HR Manager
Compensation Analysis & Pay Equity
What You Do Today
Support compensation decisions — benchmark roles against market data, analyze pay equity, model merit increase budgets, and ensure internal equity.
AI That Applies
AI-driven pay equity analysis that identifies unexplained pay gaps across demographics, adjusting for legitimate factors like tenure, performance, and geography.
Technologies
How It Works
For compensation analysis & pay equity, the system identifies unexplained pay gaps across demographics. Machine learning models identify the patterns in historical data that most strongly predict the target outcome, then apply those patterns to score new inputs.

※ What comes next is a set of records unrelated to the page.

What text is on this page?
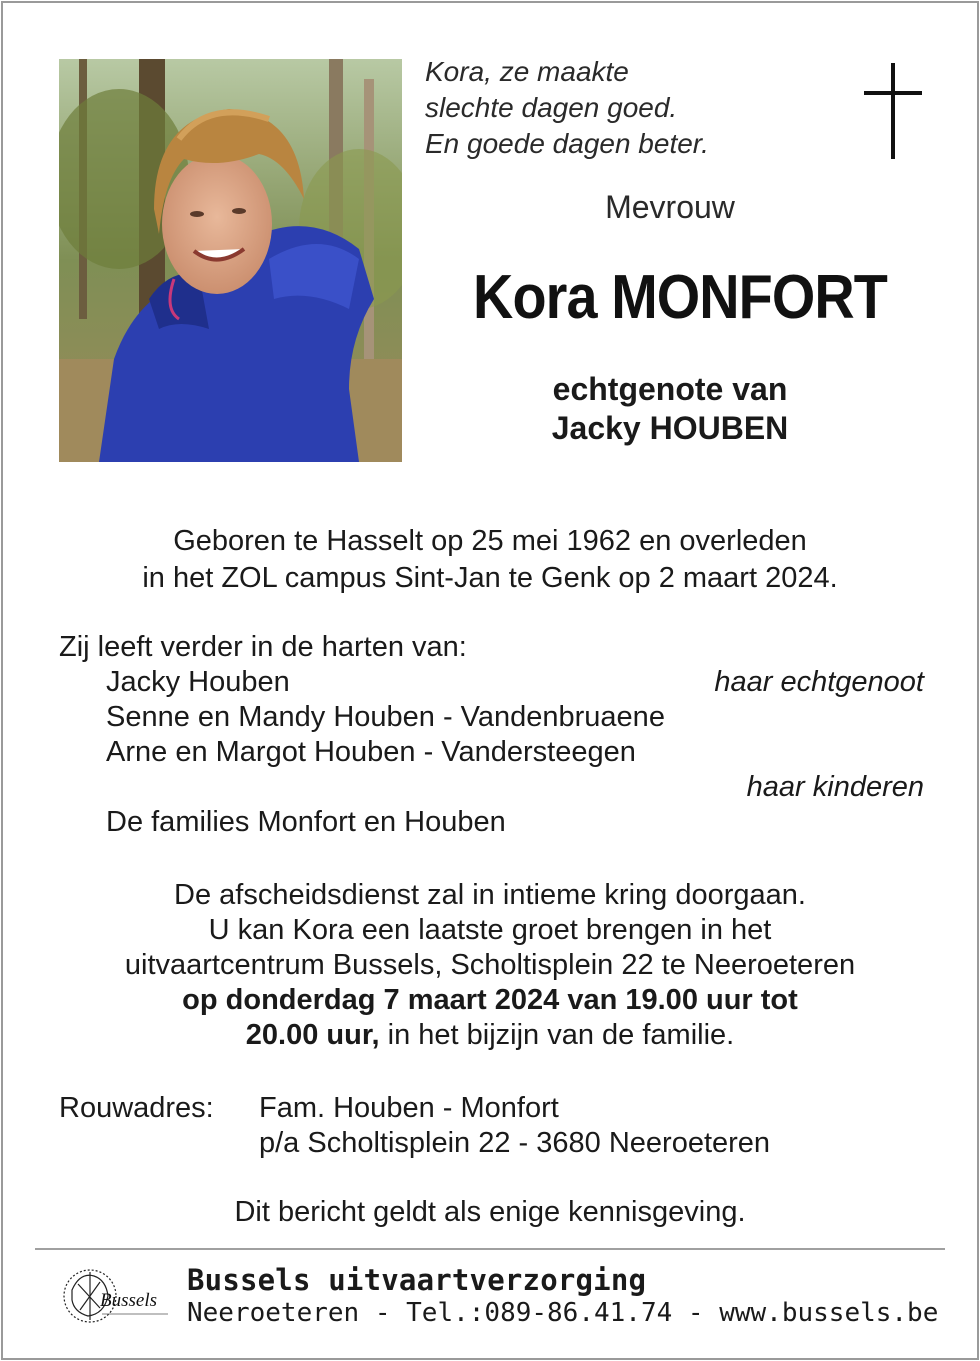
Kora, ze maakte
slechte dagen goed.
En goede dagen beter.
Mevrouw
Kora MONFORT
echtgenote van
Jacky HOUBEN
Geboren te Hasselt op 25 mei 1962 en overleden
in het ZOL campus Sint-Jan te Genk op 2 maart 2024.
Zij leeft verder in de harten van:
Jacky Houben	haar echtgenoot
Senne en Mandy Houben - Vandenbruaene
Arne en Margot Houben - Vandersteegen
haar kinderen
De families Monfort en Houben
De afscheidsdienst zal in intieme kring doorgaan.
U kan Kora een laatste groet brengen in het
uitvaartcentrum Bussels, Scholtisplein 22 te Neeroeteren
op donderdag 7 maart 2024 van 19.00 uur tot
20.00 uur, in het bijzijn van de familie.
Rouwadres: Fam. Houben - Monfort
p/a Scholtisplein 22 - 3680 Neeroeteren
Dit bericht geldt als enige kennisgeving.
Bussels
Bussels uitvaartverzorging
Neeroeteren - Tel.:089-86.41.74 - www.bussels.be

The results integrate into the practitioner's existing workflow — presenting recommendations, flags, or automated outputs alongside their normal working context.
What Changes
Pay equity analysis runs continuously instead of annually. AI identifies problematic gaps and models the cost of remediation before they become legal exposure.
What Stays
Compensation philosophy. Deciding how to position pay relative to market, how to weight tenure versus performance, and how to communicate pay decisions.
What To Do Next
This section won't tell you what your numbers should be. It will show you how to find them yourself. Every instruction below produces a real, verifiable result in your organization. No benchmarks, no projections — just the steps to build your own evidence.
Establish Your Baseline
Know where you are before you move
Before adopting AI tools for compensation analysis & pay equity, understand your current state.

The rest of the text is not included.